12 de enero de 2015.
Mi mamá era un manojo de nervios con pies y manos mientras guardaba unos papeles en su cartera. De tanto en tanto miraba alrededor, rebatiéndose los sesos con lo que, supuse, se podría haber «olvidado» de hacer.
Contuve la respiración y cerré los ojos cuando llegamos al centro de rehabilitación; el recuerdo del arrebato de Abby seguía fresco en mi memoria. No había regresado desde entonces.
Deduje, por la tensión en los hombros de mi madre, que yo no era la única atormentada por la ansiedad, en tanto nos atrevíamos a entrar. No quise ser paranoica, pero creí que los presentes rememoraron ese día apenas nos vieron.
∞∞∞
No logré concentrarme en los apuntes de la universidad que había llevado mientras esperaba a la doctora Baker, pese a mis esfuerzos por adelantar contenidos del temario de la asignatura que más se me estaba dificultando.

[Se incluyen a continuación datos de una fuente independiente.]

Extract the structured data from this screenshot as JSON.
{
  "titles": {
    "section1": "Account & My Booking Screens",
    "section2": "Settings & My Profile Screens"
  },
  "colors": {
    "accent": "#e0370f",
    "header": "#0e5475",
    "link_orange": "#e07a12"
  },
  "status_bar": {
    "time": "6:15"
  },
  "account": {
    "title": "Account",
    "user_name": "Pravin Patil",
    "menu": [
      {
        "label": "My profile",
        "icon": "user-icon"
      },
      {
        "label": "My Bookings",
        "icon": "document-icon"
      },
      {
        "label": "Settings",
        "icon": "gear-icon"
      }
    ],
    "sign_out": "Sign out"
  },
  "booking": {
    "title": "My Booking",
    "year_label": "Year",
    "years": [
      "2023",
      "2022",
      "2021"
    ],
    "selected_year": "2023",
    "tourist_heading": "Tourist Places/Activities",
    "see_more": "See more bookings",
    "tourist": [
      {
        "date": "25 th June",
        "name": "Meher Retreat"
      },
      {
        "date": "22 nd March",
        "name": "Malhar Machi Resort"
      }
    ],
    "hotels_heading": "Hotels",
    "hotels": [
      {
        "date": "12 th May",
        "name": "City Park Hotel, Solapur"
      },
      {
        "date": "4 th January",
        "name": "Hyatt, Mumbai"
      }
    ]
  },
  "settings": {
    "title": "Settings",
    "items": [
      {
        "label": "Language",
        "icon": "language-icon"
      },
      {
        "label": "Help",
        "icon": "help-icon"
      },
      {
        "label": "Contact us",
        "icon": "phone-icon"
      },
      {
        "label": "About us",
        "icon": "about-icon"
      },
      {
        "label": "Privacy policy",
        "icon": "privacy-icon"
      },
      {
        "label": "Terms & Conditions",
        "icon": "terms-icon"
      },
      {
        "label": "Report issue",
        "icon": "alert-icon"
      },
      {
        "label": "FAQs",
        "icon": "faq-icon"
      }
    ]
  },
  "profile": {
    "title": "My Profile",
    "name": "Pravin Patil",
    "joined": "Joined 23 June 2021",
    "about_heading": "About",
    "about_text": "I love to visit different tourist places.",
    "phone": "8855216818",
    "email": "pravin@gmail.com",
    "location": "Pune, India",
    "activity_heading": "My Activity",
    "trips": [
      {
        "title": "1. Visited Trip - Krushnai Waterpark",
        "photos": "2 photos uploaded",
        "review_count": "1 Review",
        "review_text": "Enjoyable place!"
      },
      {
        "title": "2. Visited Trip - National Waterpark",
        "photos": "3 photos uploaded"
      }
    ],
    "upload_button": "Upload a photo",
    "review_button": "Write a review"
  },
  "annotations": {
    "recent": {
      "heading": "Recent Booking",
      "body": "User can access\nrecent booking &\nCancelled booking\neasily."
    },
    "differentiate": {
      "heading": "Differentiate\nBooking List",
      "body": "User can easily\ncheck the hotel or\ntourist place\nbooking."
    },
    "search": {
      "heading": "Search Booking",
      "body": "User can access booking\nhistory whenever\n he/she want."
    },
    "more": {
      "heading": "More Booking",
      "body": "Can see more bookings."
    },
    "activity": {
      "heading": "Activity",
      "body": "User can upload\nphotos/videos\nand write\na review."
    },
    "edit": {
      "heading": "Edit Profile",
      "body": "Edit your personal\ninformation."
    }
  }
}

Mamá levantó la mirada de una revista, al mismo tiempo que yo, cuando la fisiatra, una mujer bajita de cabello castaño claro, casi rubio, nos llamó a su consultorio con la mano. La familiar decoración nos recibió. Las paredes eran claras; había, también, una camilla blanca en una esquina y un amplio escritorio de pino en el centro, con una placa dorada que llevaba su nombre y el número de su matrícula, y varios sobres marrones apilados a un costado. Algunas colchonetas estaban regadas por el suelo, además de algunos juguetes que utilizaba para evaluar a los niños.
Se sentó en su silla también clara. Nos invitó a hacer lo mismo y sostuve los bastones a mi lado, expectante.
Buscó mi historia clínica entre la pila de sobres marrones.
―Bien. ―Apartó la vista del montón de hojas que contenían información de mi estado de salud, a lo largo de los años, y cruzó las manos sobre la mesa―. Llegó a mis oídos lo que sucedió hace unos días.
Hundí los hombros, tensa, y la garganta se me cerró por un segundo. La parsimonia y la cautela en su voz no amortiguaron los nervios que se me alojaron en la boca del estómago.
―Estoy al tanto de que tu kinesióloga no cambió tu rutina de ejercicios, a pesar de mi petición ⸺mencionó, reprimiendo una mueca de disgusto.
Sus ojos me escrutaron al tiempo que se concentraba en sus pensamientos.
―Tienes dos opciones... una, en realidad ―murmuró, al cabo de unos segundos.
Reacomodé mi posición en la silla y no perdí de vista su rostro.
―¿Cuál? ―pregunté, interesada.
Reemplazó la contrariedad en sus facciones por convicción, casi en un santiamén.
―Irte ―sentenció―. Es lo mejor que puedes hacer.
La doctora Baker me atendía desde los ocho años. Desde el comienzo nos pareció, a mi familia y a mí, que era una persona honesta, fiel a su trabajo y a sus principios. No entendía por qué continuaba trabajando en un lugar como ese.
―Elizabeth, conozco un centro de rehabilitación bueno para ti. La fisioterapeuta es una colega mía de hace años. El único inconveniente es que queda lejos ―concluyó, haciendo una mueca apenada.
Giré el cuello, con lentitud y vacilación. Encontré esperanza y convicción en los ojos de mi madre cuando, después de lo que me pareció una eternidad, establecimos contacto visual. De alguna u otra manera teníamos que tomar la opción que nos estaban ofreciendo.
―Queda a criterio de tus padres y de ti. ―La doctora escribió en un papel que no le servía y me lo entregó. Leí el nombre de la institución recomendada, abajo estaba el número de teléfono y la dirección. Por un momento, una chispa de esperanza me calentó el pecho―. Conozco a algunos de los profesionales, son muy buenos. Puedo hablar con la doctora Adams para que elija a la kinesióloga que considere idónea para ti. De verdad espero que puedas ir. ―Me sonrió.
Un peso se me desprendió de los hombros al reparar cómo la preocupación pareció habérsele esfumado a mi madre en grandes porcentajes; su rostro y sus hombros ya no lucían tensos como antes. Escruté el borde del escritorio, procesando la propuesta en mi cabeza.
Oímos unos golpecitos al otro lado de la puerta. La silueta alta y agotada de Christopher se materializó en la instancia, tras recibir el permiso de la fisiatra. Supuse que tuvo problemas para conseguir un autobús, por su respiración dificultosa y el rubor en sus mejillas y en su cuello.
Me levanté de la silla, ante el pedido de la fisiatra. Chris me agarró de la cintura y me ayudó a subir a la camilla para comenzar el chequeo. Me quité las férulas y las zapatillas y me masajeé los pies, de manera breve.